If you've been watching tech news headlines over the past week, you've likely heard that Android malware is growing at an alarming rate, up something like 472 per cent from May of this year. Should you be worried and run off to purchase and install an antivirus package for your Android phone? Not so fast; there's just as much controversy over those utilities as there is over the malware itself.
Yes, Malware for Android Is Real, And It's Growing
The one thing that can't be refuted is that the amount of malware for the Android platform has skyrocketed. After all, it's only natural for malware authors to target one of the most popular and fastest growing mobile platforms. Juniper's Global Threat Center, the group that created the report and the infographic that's been raising eyebrows points out that the flood of Android malware can be broken into two categories.
- SMS Trojans. SMS Trojans operate in the background of normal applications, sending SMS messages to premium rate numbers, or numbers that charge you each time an SMS is sent to them. In the same way you can send an SMS message to a specific number to vote on a television show (and conveniently pay a modest fee for sending that massage), these trojans send messages to numbers — often international — owned by the attacker. In fact, you don't even notice the unusual behaviour until you review your phone bill, or check your account to see if there's been recent SMS activity. Of course, by the time you see it, the messages have already been sent, and your account has already been billed. SMS trojans account for just under half of all Android malware.
- Spyware. The lion's share of Android malware is actually spyware. Just over half the known examples are applications that access have deep access and permissions to your system, or which exploit vulnerabilities in Android to gain root access to the device, collect information about the device and the user, and then send it back to the app's developer.
Juniper isn't the only security research firm that has highlighted the threat. A new report from McAfee, highlighted over at Neowin, says the same thing. Both research firms say that the bulk of the malware is being written by the same authors who were responsible for similar attacks against old Windows Mobile and Symbian devices years ago. In essence, it's not that Android has suddenly drawn in a new generation of malcontents, but that the older, more vulnerable platforms aren't as interesting anymore.
No, Mobile Anti-Malware Utilities For Android Are Not Perfect
To combat the mobile malware threat, a number of security firms have released their own utilities designed to keep you safe. Researchers will tell you that you need some kind of protection to keep your phone and the data on it safe and secure. That may be true, but not everyone is taking research firms like Symantec, McAfee and Juniper at their word. Google's Chief Evangelist, Chris DiBona, called out researchers for being charlatans and scammers and accused them of peddling "scareware". Admittedly, DiBona isn't exactly an impartial observer, but there may be something to his concerns.

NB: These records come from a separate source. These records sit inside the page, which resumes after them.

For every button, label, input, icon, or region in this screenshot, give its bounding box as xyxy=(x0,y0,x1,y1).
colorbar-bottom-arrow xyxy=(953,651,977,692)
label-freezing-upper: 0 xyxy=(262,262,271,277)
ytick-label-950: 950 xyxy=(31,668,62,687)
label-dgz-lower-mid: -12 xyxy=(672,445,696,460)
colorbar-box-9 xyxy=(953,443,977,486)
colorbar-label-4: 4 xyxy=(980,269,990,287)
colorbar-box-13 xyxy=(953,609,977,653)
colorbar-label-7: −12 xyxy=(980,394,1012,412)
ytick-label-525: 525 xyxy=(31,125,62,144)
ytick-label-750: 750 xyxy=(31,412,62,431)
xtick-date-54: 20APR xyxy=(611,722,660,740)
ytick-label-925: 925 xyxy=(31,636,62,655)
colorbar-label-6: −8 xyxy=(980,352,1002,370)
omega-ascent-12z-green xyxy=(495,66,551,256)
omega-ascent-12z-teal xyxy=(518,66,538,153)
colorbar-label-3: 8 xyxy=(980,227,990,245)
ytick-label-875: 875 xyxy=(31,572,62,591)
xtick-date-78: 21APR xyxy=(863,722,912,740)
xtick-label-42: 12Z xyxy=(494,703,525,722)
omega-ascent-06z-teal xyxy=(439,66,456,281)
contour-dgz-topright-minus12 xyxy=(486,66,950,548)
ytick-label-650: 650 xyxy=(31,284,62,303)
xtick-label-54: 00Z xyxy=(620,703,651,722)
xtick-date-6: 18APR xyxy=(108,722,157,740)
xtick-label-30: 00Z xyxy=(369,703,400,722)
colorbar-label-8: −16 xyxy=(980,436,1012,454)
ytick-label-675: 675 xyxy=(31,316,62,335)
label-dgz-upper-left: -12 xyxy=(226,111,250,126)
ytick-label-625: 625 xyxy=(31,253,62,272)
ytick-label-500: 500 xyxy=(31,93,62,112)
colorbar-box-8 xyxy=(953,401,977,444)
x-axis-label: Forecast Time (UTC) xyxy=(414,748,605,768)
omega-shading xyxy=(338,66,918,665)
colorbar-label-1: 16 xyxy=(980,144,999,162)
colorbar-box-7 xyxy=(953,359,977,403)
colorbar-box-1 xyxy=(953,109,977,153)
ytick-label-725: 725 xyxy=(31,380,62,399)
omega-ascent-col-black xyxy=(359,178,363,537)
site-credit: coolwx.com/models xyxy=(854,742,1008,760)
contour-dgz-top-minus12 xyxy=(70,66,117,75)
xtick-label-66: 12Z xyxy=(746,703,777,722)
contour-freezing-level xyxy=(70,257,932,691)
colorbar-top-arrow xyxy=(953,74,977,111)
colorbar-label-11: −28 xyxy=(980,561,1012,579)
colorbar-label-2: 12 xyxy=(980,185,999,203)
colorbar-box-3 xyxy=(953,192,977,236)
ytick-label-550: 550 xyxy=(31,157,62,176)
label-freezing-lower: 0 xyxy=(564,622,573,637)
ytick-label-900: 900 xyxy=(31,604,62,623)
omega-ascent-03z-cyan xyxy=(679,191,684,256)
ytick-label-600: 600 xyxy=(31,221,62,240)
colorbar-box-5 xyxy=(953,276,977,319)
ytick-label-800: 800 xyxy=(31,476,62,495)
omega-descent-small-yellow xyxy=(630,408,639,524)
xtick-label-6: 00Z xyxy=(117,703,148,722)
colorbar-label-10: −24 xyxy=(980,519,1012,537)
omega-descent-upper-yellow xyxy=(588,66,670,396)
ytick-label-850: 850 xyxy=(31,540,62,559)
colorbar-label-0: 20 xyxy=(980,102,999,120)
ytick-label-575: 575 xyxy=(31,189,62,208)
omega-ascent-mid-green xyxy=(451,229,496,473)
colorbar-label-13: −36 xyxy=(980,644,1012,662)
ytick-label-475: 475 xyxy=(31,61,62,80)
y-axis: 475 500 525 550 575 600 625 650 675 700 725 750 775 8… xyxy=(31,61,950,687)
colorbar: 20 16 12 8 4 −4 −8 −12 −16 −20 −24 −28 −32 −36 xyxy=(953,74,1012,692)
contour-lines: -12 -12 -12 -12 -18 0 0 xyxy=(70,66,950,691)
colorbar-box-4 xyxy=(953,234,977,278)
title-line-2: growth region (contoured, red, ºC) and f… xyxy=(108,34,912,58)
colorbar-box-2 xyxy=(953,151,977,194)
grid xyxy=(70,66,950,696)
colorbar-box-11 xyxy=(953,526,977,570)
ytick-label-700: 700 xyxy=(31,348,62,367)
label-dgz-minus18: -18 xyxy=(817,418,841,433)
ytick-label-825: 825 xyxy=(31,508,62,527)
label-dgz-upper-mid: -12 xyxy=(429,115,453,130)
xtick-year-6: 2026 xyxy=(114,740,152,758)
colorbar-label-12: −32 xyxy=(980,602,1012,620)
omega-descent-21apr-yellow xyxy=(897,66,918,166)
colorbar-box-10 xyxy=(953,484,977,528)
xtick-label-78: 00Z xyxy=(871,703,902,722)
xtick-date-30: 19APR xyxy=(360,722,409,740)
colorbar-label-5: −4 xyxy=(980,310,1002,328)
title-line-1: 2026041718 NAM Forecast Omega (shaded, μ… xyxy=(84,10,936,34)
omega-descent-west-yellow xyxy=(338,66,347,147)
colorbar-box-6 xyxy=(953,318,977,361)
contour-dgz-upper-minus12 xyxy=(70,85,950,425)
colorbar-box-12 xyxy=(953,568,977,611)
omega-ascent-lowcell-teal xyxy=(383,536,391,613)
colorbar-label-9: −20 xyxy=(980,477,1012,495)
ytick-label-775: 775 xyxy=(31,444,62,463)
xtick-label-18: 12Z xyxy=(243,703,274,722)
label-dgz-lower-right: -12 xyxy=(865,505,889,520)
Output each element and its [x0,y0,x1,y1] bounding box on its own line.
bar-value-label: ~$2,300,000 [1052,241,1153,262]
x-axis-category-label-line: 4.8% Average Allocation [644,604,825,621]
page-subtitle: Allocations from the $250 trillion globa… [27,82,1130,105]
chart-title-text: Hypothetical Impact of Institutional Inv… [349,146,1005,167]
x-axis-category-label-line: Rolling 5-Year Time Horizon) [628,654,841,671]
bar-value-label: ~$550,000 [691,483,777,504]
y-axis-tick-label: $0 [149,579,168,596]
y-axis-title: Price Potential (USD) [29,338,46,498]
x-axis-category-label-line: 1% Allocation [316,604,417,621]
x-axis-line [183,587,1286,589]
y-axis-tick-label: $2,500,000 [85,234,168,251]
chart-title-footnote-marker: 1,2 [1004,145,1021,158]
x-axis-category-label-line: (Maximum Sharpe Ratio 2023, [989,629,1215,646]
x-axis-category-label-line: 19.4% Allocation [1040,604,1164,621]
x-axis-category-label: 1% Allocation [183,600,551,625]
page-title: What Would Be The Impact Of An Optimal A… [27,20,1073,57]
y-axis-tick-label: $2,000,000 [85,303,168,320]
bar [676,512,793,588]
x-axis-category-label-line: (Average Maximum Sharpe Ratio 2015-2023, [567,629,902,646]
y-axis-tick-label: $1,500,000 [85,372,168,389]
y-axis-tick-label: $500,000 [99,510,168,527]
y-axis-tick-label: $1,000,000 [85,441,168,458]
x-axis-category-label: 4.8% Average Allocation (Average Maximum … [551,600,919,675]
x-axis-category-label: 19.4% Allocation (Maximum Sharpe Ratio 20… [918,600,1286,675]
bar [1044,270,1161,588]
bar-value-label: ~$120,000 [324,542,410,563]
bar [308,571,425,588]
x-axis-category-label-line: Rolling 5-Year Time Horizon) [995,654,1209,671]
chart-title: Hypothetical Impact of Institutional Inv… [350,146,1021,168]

DiBona notes that even though there has been a rise in malware for the Android platform, there has yet to be an open and spreading infection among Android devices, the same way we've seen with desktop computers. Part of the issue is that there's no simple transmission method between mobile devices in the wild. Despite DiBona's concerns, security researchers point out that mobile devices are essentially handheld computers, and that they carry a great deal of information about us that identity thieves would consider valuable.
At the same time, security products available for Android don't offer the same level of protection that desktop security tools offer. There's no active scanning of files or applications that enter memory, or regular checking of applications that are downloaded and installed. You can't just install a mobile security suite on your Android phone and assume you'll be safe regardless of what you do. Until security tools mature, the real weapon you have against Android malware is common sense. Don't install applications from unusual or suspicious sources, avoid installing apps from the Android market or other trusted markets, and evaluate the permissions required by the apps you install before you install them or allow them to auto-update. Keep a close watch on your SMS and data activity even in between billing cycles, and raise any issues to your carrier as soon as you see them.
Well, the question we started with was: Does Android antivirus apps actually do anything? The simple answer is yes. They can be helpful, even if they're not bulletproof or even as protective as their desktop counterparts are. There's a ton of Android malware out there, but the upside to the whole affair is that it's not terribly easy to get, if you use your phone normally. Also, even if the malware threat to Android is a bit overinflated right now, security companies that are eager to sell you an antivirus package or app for your mobile device are at least providing a partially useful service.
Even if their apps aren't ready for prime time to combat malware in the wild, they do give you other useful tools, like remote tracking or data wipe if your phone has been lost or stolen, backup for all of your files and data and more. At the same time, some apps have those same features for free. If you've installed Norton Mobile Security or McAfee Wavesecure, there's no need to uninstall it and ask for your money back. The utilities will only get better with time. Still, keep in mind that no mobile security app is a replacement for common sense.